Howard was tried alongside his co-defendants Anna Nikolopoulos, 41, of Tawney Lane, Stapleford Tawney. Nikolopoulos was acquitted of charges related to fraudulent conspiracy and money laundering. Daniel Gorman, 45, of Theydon Park Road, Epping, was found innocent in relation to charges for money laundering but he pleaded guilty to fraud conspiracy against Santander.

Gorman received a sentence of 16 months in prison, which was suspended for 12 months, during the hearing on Friday, April 21st. As part of his sentence, he is required to perform 100 hours of community service.

Comments From The Kent and Essex Serious Crime Directorate

Kent and Essex Serious Crime Directorate detective sergeant Mike Monkton warned against the practice of betting online using someone else’s name, claiming that it is “against the terms of use.” As daunting as it may be to go through the fine print, failing to do so is highly risky as one may end up breaching the casino’s regulations, perhaps inadvertently. However, as we all know ignorance of the rules is never a valid excuse so it is up to players to make sure that they’re fully aware of what is expected from them as players.

Monkton described the whole business as dishonest and deceitful, as he recalled the extensive inquiry that was initiated when the Directorate was notified of the case.

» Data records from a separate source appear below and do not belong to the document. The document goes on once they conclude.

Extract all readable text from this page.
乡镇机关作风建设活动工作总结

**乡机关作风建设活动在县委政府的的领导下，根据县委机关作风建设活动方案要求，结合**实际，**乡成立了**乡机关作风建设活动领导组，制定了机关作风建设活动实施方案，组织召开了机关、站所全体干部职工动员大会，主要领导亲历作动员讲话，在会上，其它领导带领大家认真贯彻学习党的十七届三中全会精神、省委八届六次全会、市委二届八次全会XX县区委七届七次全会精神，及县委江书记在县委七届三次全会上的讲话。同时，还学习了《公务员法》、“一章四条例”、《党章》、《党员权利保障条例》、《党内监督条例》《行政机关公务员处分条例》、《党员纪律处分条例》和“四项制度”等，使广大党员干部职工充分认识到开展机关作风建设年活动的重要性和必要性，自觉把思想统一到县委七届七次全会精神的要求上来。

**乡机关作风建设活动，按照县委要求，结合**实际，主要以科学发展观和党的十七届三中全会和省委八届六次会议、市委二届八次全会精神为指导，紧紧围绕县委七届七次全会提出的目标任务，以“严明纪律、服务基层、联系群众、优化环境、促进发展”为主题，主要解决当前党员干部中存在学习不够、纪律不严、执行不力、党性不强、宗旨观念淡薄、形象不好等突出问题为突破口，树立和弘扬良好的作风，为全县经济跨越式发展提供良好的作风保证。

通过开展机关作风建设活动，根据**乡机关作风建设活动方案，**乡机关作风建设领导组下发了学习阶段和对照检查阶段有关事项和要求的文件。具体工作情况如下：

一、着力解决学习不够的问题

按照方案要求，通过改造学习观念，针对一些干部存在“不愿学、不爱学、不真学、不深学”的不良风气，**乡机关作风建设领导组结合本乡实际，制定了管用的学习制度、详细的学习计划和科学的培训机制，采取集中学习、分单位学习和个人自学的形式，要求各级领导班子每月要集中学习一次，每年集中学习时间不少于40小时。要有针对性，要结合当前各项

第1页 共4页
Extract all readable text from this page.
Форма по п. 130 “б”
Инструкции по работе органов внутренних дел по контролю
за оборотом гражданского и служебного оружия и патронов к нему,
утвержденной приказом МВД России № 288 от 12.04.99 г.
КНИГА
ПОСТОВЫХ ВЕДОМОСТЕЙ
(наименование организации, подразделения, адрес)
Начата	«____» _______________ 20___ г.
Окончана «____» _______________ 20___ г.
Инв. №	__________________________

They had spent endless hours sifting through documentation in different names. The detective sergeant further mentioned that when a search was conducted at Jon Howard's residence in Stapleford Tawney in February 2019, they could tell that the operation was meticulously organized to appear like a legitimate business, emphasizing that heaps of money were involved.

Final Speculations

Essex Police have not yet released any additional details on the case, which has resulted in some uncertainty regarding the exact charges.

While it is uncertain whether the charges against Howard and his accomplices were related to exploiting casino bonuses through the use of multiple accounts, if that were the case, it would be the first instance of its kind.

However, experts in the industry have suggested that the outcome of the case may have been related to the use of multiple identities to request chargebacks from Santander bank on gambling losses, which would be a more straightforward case of fraud.